Energy Blog: Women Could Set the Future Direction of the Energy Industry

Sep 9, 2019

by Michael E. Webber

At the grassroots, the global energy system impacts—and is impacted by—women. In the developing world, primitive cookstoves and fuels such as wood or cow dung produce poor indoor air quality that leads to the premature deaths of millions of women annually. Conversely, when rural areas gain access to electricity for water pumping, it’s primarily women who are relieved from the physical burdens of fetching and carrying water. In the developed world, women are often the primary decision-makers when families buy energy-consuming appliances such as refrigerators and air conditioners.

In spite of this, women are largely excluded from setting the future direction of the energy industry. Women make up less than 25 percent of the total employees in the energy industry, and in the oil and gas sector in particular, only 1 percent of CEOs are female.

My perspective as an American expatriate working in France has given me some new confidence that greater gender balance is possible. Women make up the majority of the workforce in France, and at ENGIE, the Paris-based energy and infrastructure services firm where I am the Chief Science and Technology Officer, four top executives are women, including the CEO, Isabelle Kocher. This greater degree of parity extends to every part of the organization: At the main corporate research center, for instance, women make up 37 percent of the lab’s researchers.

How did ENGIE and France as a whole get so far with gender balance among its workers and corporate leaders? Because of other seemingly unrelated but important policies that are family-friendly: maternity leave, parental leave, generous vacation time, and accessible—and affordable—daycare and healthcare.

In France, mothers get 16 weeks of maternity leave, including six weeks before the birth, at full pay. Even more weeks are provided for multiple children. For instance, mothers can claim 26 weeks of paid leave for their third child or up to 46 weeks if they give birth to triplets. (By contrast, U.S. law guarantees only unpaid leave for new mothers.) Mothers—and fathers, too, by the way—also get three years of parental leave, which allows them to stay home while they collect a small stipend. While that’s not full pay, it’s helpful nevertheless.

What’s more, the five weeks of paid vacation the French famously revere comes in handy as the kids grow older because it’s easier for parents to be available when the children are on holiday breaks from school. The French 35-hour workweek also plays a role, since it means that parents can more readily drop kids off and pick them up from childcare or school. The wider availability (and affordability) of daycare and healthcare also help reduce the stress of balancing work and family life.

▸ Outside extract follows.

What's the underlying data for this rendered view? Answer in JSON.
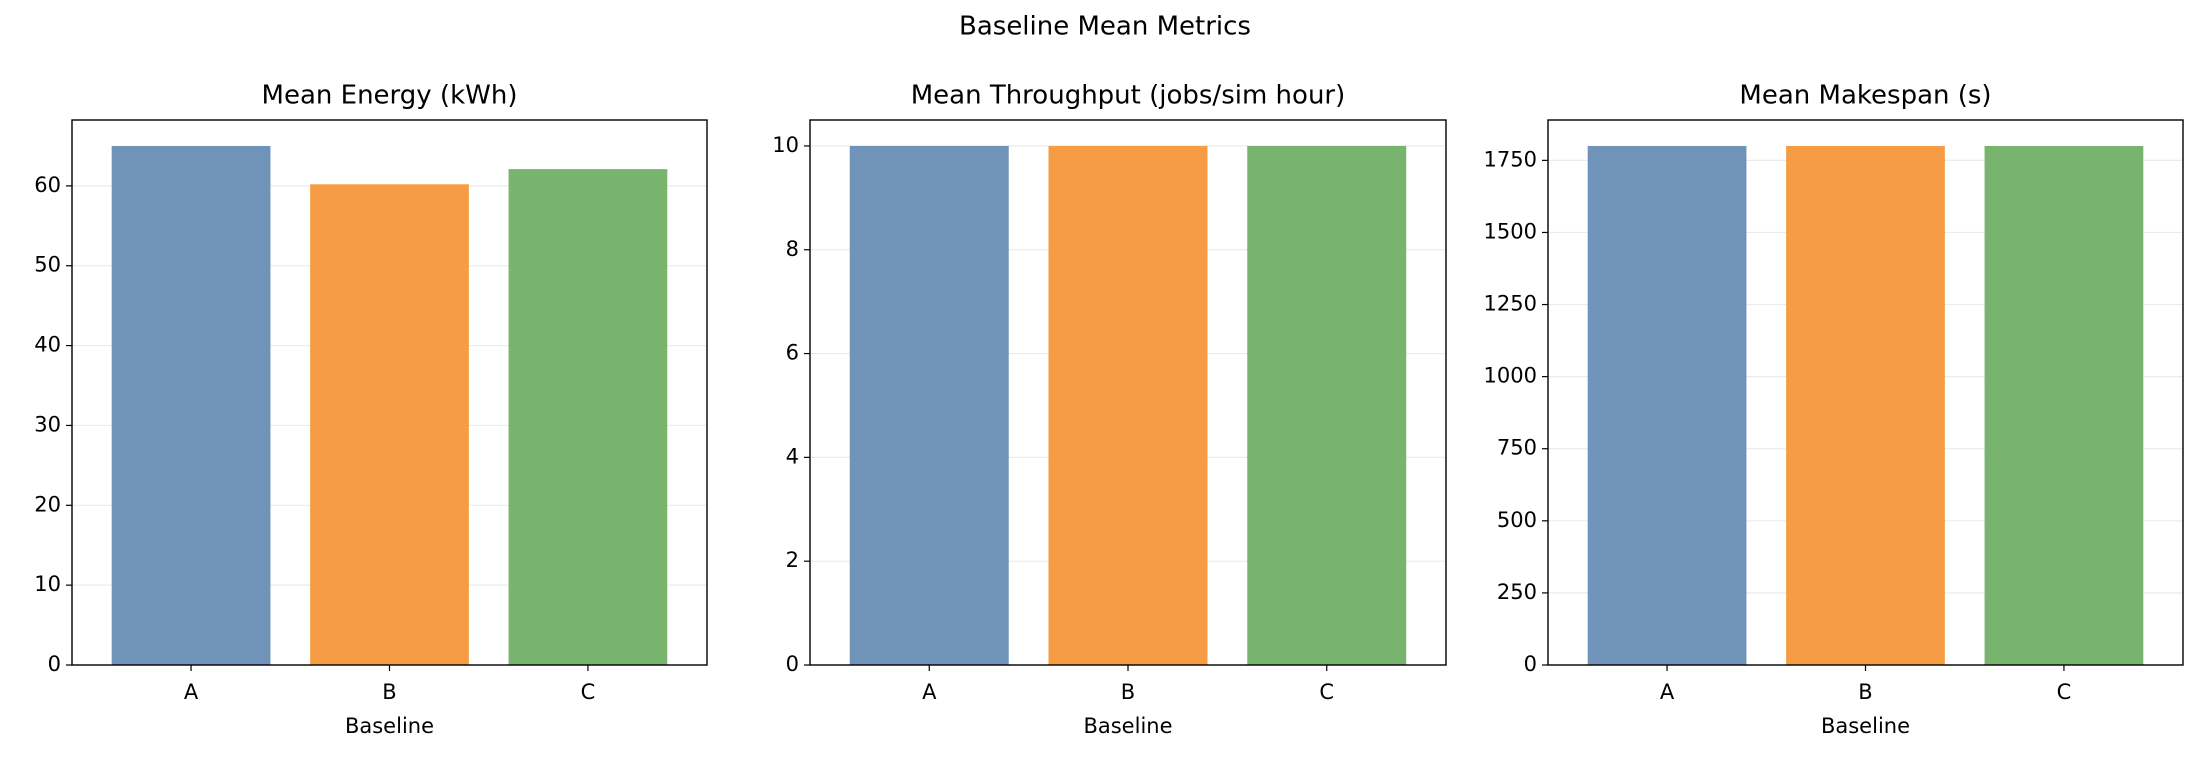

Related: In the Shadow of Apollo 11: 11 Women Engineers

Critically, French parents can access these benefits without stigma or repercussions. While mothers are away on maternity or parental leave, their jobs are still protected, so their career is waiting for them when they return to the workforce. Such protection may not entirely eliminate the so-called mommy track for female employees, but it does support women as they progress through their careers.

Thankfully, trends in the U.S. energy industry are turning toward the better. Some female executives, such as Vicki Hollub at Occidental Petroleum and Lynn Good at Duke Energy, are leading major energy corporations. Women also make up 35 percent of the renewable energy workforce globally, so as the industry as a whole continues its move towards wind and solar, it’s reasonable to think the gender balance of its workforce might also improve. But overall, progress is slow.

The French experience demonstrates that gender balance in the workforce can be achieved—and importantly, that shattering the glass ceiling in the energy industry is a reachable goal. They also demonstrate that just saying you want women in the workforce isn’t enough: Those goals have to be backed up with a whole suite of policies.  And it turns out that if you implement policies that are family-friendly in general, they will also be female-friendly and mother-friendly.

Decisions made by the leaders of the energy industry are felt keenly by women around the world. It’s time that women are better represented among those decision makers. 

Michael E. Webber is the Josey Centennial Professor of Energy Resources at the University of Texas in Austin and Chief Science and Technology Officer at ENGIE, a global energy company headquartered in Paris. His latest book, Power Trip: The Story of Energy, has been published by Basic Books.